UOW expert commentary (14 March)

UOW expert commentary (14 March)

UOW academics provide expert comment, opinion and analysis on a range of ongoing and breaking news stories

Silicon Valley Bank collapse

Dr Paul Mazzola is available for interviews about the collapse of Silicon Valley Bank and investor concerns about potential contagion to other banks worldwide. Dr Mazzola is a lecturer in banking and finance in the School of Business. He has more than 25 years’ banking and finance experience in the Australian, European and Asian Pacific markets. Dr Mazzola’s latest book Countdown to the Global Financial Crisis: A Story of Power and Greed (Cambridge Scholars, 2022) explores the United States investment banking industry and the institutional drivers behind the 2008 global financial crisis.

Bug inspired robot cameras

Dr Yves Saint James Aquino can provide commentary on researchers who have scanned the brains of flies and dragonflies to see how they process information, as they attempt to build robots with brains that can understand their environments. Dr Saint James Aquino is a philosopher and physician with expertise in ethics of healthcare, including public health ethics, biomedical ethics and ethics of medical research. He is a Research Fellow in the School of Health and Society.

Four-day work week

Associate Professor Alfredo Paloyo can discuss growing calls for Australia to trial a four-day work week, after Labor and Greens backed a suite of policies that would radically adjust work-life balance. Associate Professor Paloyo said previous four-day work week trials have shown many benefits for employees, including greater job satisfaction and improved mental health. He acknowledges a four-day work week wouldn’t suit every industry. Associate Professor Paloyo is an economist in the School of Business.

The 15-minute city

Dr Chris Patterson can talk about the mental health benefits of 15-minute cities, despite conspiracy theorists threatening to drown out the discussion of such positives. In an article Dr Patterson co-authored for The Conversation he says in their drive to grow, cities tend to push people, the environment and their health to the periphery. He writes:

This is why the 15-minute city presents a great opportunity for better mental health. Long commuting times and the stressors of traffic congestion, road conditions and punctuality are linked to declines in subjective measures of mental health and wellbeing for workers. The benefits of reducing these stressors could be immediate.

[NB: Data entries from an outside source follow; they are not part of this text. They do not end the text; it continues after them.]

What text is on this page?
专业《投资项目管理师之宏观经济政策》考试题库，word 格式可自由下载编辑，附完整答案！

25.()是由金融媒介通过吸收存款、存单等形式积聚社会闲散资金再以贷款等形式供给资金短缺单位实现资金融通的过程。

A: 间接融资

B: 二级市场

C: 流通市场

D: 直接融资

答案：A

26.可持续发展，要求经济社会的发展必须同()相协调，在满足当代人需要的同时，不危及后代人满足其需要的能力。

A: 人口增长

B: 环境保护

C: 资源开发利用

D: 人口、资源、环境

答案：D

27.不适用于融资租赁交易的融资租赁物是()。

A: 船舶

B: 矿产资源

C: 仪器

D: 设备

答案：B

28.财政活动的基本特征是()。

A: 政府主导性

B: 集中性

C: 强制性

Dr Patterson is a lecturer within the School of Nursing. He is a registered nurse with specialist qualifications in mental health.

NSW election

Professor Greg Melleuish is an election analyst who can discuss the upcoming NSW state election. He is a lecturer and researcher with expertise in political theory, Australian politics, ancient history and world history. Professor Melleuish is from the School of Humanities and Social Inquiry.

Unregulated squid fishing

Professor Quentin Hanich can discuss fears the squid fishing industry is out of control after his research team found global squid fishing increased by 68% between 2017 and 2020. In an article Professor Hanich co-authored for The Conversation he writes:

Our study, carried out with colleagues in Australia, Japan, the United States, Chile and Canada, and published today in Science Advances, reveals that almost all of the increase in squid fishing has occurred in unregulated areas, with 86% of squid fishing now occurring in places with little or no scrutiny of catch sizes.

Professor Hanich leads the Fisheries Governance Research Program at the Australian National Centre for Ocean Resources & Security (ANCORS) at UOW, where he is a Nippon Foundation Ocean Nexus Chair.

UOW academics exercise academic freedom by providing expert commentary, opinion and analysis on a range of ongoing social issues and current affairs. This expert commentary reflects the views of those individual academics and does not necessarily reflect the views or policy positions of the University of Wollongong.